Semua hal penyebab banjir harus diidentifikasi secara tepat agar solusi yang dirumuskan juga tepat. Hal itu sangat penting supaya banjir segera tertangani dan tidak menyebabkan penderitaan masyarakat terus menerus. Semakin lama banjir berlangsung, dampaknya pada masyarakat semakin kompleks.
Relawan Taruna Siaga Bencana dari Dinas Sosial Sidoarjo menyiapkan suplai makanan untuk masyarakat korban banjir di Desa Banjarasri dan Desa Kedungbanteng, Kecamatan Tanggulangin, Kamis (20/2/2020). Setiap hari mereka memasak 6.000 bungkus nasi.Kepala BPBD Sidoarjo Dwijo Prawito mengatakan, banjir menggenangi Desa Banjarasri dan Kedungbanteng sejak awal Januari. Banjir hampir tak pernah surut meski hujan tidak mengguyur. Selain merendam sekitar 500 rumah warga yang dihuni 2.500 jiwa, banjir juga menggenangi SMPN 2 Tanggulangin, SDN Banjarasri, dan TK Dharma Wanita Banjarasri.

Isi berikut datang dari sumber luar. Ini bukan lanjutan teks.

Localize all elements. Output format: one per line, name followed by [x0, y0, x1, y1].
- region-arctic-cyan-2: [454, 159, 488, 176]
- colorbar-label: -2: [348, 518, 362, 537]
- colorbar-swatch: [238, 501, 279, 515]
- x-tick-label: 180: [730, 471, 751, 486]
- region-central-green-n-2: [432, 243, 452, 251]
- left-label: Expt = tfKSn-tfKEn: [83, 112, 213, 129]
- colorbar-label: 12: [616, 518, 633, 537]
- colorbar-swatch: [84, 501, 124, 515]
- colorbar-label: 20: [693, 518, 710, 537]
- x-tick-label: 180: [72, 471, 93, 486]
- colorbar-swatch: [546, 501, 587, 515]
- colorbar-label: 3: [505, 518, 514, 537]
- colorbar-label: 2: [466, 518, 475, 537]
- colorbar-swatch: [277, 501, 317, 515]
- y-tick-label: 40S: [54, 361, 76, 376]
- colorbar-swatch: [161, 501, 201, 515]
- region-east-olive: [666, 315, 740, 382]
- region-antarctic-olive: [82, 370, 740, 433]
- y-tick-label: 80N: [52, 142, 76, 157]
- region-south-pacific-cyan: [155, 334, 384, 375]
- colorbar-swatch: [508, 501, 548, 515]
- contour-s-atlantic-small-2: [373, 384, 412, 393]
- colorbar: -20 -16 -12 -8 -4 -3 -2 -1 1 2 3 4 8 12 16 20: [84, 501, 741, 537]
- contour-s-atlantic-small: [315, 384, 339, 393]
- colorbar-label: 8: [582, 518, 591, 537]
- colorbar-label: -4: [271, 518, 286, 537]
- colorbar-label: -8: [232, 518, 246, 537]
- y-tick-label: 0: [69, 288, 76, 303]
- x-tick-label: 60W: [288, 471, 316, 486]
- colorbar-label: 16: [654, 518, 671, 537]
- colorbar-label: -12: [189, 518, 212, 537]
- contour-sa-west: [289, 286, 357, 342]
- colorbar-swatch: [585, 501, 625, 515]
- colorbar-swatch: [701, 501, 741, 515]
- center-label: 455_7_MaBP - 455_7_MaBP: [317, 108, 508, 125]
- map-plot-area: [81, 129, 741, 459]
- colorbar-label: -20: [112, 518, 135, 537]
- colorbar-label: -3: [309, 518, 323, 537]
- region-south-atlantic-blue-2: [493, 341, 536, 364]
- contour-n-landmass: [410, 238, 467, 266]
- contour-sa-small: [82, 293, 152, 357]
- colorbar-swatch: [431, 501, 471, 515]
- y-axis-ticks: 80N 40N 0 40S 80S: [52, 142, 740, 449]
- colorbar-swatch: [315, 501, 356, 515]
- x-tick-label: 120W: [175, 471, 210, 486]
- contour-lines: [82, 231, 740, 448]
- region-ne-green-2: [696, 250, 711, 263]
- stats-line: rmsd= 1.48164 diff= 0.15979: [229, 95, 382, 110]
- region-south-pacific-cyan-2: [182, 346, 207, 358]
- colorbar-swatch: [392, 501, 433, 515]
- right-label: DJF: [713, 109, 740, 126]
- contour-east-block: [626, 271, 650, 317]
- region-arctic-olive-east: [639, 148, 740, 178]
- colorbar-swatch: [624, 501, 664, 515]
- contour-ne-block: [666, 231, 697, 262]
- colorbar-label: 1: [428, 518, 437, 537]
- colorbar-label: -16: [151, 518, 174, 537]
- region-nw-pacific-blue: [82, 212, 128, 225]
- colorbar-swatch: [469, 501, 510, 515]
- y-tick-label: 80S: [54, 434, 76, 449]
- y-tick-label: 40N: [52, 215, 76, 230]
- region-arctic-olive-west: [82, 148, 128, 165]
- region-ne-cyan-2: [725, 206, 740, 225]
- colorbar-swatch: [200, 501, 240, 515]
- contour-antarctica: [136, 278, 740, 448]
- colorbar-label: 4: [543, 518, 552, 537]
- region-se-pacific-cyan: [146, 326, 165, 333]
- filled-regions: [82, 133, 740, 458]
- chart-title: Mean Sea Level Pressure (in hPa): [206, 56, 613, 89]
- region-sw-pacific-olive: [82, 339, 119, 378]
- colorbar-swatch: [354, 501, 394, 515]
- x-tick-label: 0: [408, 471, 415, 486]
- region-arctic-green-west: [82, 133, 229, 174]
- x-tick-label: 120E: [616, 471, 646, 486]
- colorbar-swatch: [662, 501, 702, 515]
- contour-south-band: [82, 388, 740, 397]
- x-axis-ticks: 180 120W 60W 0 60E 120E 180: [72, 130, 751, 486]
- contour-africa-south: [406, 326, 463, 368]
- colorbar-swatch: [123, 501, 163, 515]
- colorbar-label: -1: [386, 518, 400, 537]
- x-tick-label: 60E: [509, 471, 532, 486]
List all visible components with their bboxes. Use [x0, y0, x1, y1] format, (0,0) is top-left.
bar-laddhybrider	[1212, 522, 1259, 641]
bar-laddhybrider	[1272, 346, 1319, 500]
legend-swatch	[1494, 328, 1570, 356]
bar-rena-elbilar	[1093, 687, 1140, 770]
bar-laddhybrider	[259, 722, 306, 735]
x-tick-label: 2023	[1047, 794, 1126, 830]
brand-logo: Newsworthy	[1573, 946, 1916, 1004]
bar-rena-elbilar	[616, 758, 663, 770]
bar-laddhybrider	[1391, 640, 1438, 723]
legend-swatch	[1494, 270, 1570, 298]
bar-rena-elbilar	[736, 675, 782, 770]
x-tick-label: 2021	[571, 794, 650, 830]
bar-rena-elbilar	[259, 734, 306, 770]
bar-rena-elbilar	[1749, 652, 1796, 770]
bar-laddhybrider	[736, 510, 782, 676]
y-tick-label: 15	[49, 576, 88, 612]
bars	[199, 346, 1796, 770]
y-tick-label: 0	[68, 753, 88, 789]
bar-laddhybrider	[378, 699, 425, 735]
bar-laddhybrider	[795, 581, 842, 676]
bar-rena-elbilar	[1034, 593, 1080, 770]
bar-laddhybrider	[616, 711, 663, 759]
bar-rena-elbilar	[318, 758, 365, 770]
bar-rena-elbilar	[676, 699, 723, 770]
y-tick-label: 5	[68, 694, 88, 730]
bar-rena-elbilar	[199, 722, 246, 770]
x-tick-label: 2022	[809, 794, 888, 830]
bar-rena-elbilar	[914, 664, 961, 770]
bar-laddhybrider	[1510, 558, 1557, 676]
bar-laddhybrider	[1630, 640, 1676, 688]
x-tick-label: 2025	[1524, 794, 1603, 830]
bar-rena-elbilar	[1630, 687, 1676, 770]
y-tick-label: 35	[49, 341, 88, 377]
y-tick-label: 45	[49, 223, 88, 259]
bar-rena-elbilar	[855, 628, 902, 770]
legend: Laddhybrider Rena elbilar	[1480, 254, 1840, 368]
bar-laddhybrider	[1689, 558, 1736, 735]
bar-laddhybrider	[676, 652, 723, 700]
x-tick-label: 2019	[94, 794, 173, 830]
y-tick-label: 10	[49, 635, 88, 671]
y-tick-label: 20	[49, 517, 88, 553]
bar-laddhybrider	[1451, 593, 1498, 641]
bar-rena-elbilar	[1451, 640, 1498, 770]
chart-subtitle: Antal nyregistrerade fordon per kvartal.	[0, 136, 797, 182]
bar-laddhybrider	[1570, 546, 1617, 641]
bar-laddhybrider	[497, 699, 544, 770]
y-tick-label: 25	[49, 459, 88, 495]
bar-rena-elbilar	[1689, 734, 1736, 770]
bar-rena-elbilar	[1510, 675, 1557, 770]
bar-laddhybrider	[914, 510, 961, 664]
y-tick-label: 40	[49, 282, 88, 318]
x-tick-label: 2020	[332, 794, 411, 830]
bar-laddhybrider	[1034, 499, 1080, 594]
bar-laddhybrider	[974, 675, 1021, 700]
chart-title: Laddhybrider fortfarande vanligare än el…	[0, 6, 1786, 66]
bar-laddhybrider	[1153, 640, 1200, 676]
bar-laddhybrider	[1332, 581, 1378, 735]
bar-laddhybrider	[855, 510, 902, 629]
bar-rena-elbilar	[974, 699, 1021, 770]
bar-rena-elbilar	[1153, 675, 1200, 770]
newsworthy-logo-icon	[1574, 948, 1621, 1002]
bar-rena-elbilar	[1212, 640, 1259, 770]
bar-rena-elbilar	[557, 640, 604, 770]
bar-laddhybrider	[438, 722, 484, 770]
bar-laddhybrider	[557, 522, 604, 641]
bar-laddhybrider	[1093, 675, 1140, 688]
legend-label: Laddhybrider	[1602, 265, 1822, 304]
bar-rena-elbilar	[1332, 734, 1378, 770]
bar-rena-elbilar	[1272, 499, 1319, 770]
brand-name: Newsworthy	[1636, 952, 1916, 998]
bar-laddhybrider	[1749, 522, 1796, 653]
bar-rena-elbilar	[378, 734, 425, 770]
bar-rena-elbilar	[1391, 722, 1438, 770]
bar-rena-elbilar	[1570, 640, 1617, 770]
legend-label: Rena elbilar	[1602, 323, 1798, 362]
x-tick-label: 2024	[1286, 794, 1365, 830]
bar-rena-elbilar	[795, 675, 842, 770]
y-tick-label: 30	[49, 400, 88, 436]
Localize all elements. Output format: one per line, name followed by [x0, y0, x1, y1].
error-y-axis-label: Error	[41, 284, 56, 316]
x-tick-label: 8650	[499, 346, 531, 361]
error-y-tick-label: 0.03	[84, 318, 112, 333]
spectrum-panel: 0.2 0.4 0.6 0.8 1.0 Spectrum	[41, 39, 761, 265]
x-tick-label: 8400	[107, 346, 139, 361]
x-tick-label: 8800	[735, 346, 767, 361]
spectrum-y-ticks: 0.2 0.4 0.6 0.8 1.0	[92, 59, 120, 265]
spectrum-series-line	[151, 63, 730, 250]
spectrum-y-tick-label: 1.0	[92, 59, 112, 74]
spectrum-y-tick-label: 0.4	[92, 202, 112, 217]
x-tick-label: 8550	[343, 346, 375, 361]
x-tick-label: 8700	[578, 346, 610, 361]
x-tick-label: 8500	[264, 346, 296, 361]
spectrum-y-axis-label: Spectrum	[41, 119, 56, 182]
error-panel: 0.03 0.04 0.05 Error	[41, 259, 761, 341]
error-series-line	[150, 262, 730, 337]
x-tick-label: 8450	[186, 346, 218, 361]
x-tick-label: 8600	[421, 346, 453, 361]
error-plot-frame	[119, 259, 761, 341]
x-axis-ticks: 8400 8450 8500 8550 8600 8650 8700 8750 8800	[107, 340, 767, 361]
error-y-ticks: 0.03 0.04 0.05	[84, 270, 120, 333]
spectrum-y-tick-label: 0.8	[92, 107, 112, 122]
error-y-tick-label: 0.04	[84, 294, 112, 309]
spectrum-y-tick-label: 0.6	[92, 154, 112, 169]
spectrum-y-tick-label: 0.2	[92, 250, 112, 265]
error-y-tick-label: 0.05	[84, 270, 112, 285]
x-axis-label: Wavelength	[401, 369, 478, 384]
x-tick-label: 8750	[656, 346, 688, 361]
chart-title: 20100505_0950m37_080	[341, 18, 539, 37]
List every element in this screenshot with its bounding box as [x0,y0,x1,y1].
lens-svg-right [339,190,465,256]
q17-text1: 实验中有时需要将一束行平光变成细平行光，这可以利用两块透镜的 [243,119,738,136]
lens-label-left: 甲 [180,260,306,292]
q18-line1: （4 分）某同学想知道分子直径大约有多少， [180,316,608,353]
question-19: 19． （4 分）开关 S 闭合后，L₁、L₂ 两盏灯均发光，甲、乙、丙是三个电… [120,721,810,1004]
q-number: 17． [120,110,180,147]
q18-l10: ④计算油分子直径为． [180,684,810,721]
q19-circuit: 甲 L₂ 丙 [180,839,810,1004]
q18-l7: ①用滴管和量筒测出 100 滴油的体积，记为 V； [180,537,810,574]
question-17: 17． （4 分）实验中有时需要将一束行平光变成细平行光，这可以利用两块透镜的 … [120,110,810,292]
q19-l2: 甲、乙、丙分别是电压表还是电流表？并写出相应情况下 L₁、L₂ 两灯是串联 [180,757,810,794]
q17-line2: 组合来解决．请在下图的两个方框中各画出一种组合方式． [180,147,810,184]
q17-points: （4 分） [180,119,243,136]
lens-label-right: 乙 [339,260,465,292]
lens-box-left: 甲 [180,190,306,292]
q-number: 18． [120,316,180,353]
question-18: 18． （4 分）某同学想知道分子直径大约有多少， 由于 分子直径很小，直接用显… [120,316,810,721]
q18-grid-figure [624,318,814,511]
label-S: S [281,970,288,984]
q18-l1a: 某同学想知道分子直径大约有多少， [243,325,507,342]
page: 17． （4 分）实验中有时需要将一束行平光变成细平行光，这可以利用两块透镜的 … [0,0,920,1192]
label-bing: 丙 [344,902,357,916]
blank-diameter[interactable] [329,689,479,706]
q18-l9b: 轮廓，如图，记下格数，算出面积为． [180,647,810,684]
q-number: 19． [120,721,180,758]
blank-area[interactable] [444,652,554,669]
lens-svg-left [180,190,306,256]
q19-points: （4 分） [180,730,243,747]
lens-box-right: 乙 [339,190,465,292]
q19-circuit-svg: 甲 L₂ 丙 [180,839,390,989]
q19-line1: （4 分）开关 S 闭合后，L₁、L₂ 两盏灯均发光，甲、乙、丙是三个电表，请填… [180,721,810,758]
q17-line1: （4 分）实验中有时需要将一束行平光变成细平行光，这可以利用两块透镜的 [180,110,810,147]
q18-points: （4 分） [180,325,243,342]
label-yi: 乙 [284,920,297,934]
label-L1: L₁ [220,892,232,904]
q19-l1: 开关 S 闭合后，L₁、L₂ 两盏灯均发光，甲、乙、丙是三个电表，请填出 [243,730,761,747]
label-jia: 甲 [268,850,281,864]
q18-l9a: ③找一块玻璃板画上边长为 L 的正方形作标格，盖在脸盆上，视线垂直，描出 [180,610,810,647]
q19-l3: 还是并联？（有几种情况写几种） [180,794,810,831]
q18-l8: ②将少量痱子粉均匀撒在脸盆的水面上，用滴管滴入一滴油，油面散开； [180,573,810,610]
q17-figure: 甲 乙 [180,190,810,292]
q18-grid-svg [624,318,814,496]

Demi mengoptimalkan penanggulangan banjir, Pemkab Sidoarjo menetapkan status tanggap darurat bencana pada 19 Februari lalu selama 14 hari. Namun, hingga masa tanggap darurat bencana berakhir Selasa (3/3/2020), banjir tak kunjung tertangani meski genangan mulai surut.
Artinya, saat hujan kembali mengguyur, permukiman yang mulai kering akan kembali tergenang. Tinggi genangan bisa mencapai saat awal banjir terjadi dan belum ada penanganan. Padahal, 16 unit pompa sudah dikerahkan untuk menyedot air setiap hari tanpa henti.
Banjir yang belum tuntas tertangani menjadi alasan Pemkab Sidoarjo memperpanjang masa tanggap darurat selama 14 hari lagi. Fokus penanganan masih sama, yakni menyedot air dari permukiman masyarakat agar mereka bisa kembali hidup normal. Selama masa tanggap darurat itu, disediakan anggaran Rp 2,7 miliar dari APBD Sidoarjo dan sudah terpakai Rp 1,7 miliar.